I was nestled alone in the snow below a high rib of limestone last October, when a band of cows and calves took shape from the gloom. At 400 or 500 yards I could keep the group in sight but the individual elk disappeared and reappeared, without ever seeming to move, like so many twinkling Christmas lights. I crept closer and reestablished my rest. With dawn and proximity the Elk became less ethereal, if not altogether reliable. Taking inventory and trying to intuit the group’s distribution over the half-seen terrain, I could now see motion – a head lowered here, a few gliding steps there. Minute by minute the elk became more real, and with their tangibility grew my confidence that the cows and calves were alone, that they had no escort. Then he was there, and with a grunt and a cough and wide swing of his antlers he was gone again, chasing his harem off the ridge, a second trick completed before I could marvel at his first.

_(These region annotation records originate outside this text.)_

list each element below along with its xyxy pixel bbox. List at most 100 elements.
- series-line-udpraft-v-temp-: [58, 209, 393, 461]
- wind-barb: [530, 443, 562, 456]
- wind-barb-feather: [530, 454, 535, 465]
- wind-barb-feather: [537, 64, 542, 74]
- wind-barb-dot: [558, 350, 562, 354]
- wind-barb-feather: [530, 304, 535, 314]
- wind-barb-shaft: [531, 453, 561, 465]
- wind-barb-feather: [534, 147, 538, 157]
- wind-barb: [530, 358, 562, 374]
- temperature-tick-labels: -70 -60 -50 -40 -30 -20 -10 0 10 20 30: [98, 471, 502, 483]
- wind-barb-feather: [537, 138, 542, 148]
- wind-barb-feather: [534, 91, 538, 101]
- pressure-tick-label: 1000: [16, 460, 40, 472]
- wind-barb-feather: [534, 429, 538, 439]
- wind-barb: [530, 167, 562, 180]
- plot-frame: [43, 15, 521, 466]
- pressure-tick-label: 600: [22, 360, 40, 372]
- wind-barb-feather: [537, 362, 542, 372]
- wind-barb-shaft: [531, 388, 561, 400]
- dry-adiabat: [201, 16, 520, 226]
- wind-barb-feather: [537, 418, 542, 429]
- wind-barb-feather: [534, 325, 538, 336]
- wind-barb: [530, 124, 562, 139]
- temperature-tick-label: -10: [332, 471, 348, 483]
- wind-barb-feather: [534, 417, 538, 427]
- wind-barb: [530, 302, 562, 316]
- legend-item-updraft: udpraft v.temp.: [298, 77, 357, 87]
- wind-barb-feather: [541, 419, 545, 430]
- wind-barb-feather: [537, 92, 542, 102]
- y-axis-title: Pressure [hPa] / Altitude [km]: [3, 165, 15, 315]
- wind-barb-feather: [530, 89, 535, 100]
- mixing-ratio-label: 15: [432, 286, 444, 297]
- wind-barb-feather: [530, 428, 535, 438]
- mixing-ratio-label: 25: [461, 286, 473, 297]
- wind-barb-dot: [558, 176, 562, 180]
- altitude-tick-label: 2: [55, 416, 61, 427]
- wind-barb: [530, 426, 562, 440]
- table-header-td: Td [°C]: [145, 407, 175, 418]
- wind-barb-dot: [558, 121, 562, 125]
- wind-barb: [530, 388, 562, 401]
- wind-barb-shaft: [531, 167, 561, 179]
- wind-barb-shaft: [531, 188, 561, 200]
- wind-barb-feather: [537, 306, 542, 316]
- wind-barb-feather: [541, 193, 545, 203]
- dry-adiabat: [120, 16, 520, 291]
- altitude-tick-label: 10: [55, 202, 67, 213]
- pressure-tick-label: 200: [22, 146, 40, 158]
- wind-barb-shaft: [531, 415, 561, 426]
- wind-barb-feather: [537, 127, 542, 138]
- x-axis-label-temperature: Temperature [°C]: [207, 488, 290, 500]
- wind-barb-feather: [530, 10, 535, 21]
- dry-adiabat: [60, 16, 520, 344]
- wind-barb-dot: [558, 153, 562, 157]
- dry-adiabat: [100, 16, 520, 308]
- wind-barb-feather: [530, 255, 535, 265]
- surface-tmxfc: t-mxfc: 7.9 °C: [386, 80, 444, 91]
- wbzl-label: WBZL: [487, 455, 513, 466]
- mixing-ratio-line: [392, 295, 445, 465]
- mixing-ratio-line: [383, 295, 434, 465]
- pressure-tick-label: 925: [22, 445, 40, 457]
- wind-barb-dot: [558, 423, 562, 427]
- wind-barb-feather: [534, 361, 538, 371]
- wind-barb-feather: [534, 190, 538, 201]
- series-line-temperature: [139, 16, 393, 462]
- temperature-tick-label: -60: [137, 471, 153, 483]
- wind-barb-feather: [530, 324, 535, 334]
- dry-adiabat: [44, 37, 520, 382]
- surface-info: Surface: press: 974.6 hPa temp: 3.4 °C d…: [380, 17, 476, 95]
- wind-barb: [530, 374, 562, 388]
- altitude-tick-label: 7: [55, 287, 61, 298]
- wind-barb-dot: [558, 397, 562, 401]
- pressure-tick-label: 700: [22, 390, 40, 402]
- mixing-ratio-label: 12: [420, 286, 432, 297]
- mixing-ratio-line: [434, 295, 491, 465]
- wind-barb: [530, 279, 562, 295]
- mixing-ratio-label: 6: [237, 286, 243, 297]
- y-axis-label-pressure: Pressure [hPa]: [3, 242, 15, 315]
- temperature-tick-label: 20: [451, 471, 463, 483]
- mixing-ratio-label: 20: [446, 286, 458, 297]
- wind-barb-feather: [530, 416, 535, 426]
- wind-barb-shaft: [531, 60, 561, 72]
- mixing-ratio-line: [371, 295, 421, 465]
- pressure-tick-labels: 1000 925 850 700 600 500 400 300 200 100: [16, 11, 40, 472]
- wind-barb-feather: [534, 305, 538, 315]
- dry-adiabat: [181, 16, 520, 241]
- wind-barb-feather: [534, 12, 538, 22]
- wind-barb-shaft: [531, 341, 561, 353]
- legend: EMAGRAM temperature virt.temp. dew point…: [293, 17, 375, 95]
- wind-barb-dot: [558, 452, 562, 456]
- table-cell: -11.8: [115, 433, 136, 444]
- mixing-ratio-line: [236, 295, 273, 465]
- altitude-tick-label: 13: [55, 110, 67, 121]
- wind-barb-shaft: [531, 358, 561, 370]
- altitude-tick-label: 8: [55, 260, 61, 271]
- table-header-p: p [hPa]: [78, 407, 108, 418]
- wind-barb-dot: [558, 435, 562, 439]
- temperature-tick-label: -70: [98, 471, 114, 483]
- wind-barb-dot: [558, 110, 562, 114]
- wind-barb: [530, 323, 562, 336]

Then the ventriloquism. I followed his voice for hours, close enough at times to taste a dank musk in the back of my throat and hear the labored rasps that followed his bugles. But I never laid eyes on him again. When, in late afternoon, the cows filed from a line of broken timber a young raghorn followed them out. With the lead cow nearly on top of me, and the window of opportunity closing fast, I convinced myself that it was this bull I’d been talking to all day, not the big patriarch, and knowing that opportunities are few and fleeting, I took him. The magician let me know I was mistaken, 30 seconds later, with another bugle.
Though less captivating, there is a certain mystery in the elk license lottery too. I didn’t draw my first choice this year. That means I’ll be reappearing in that shifty old guy’s neighborhood again real soon.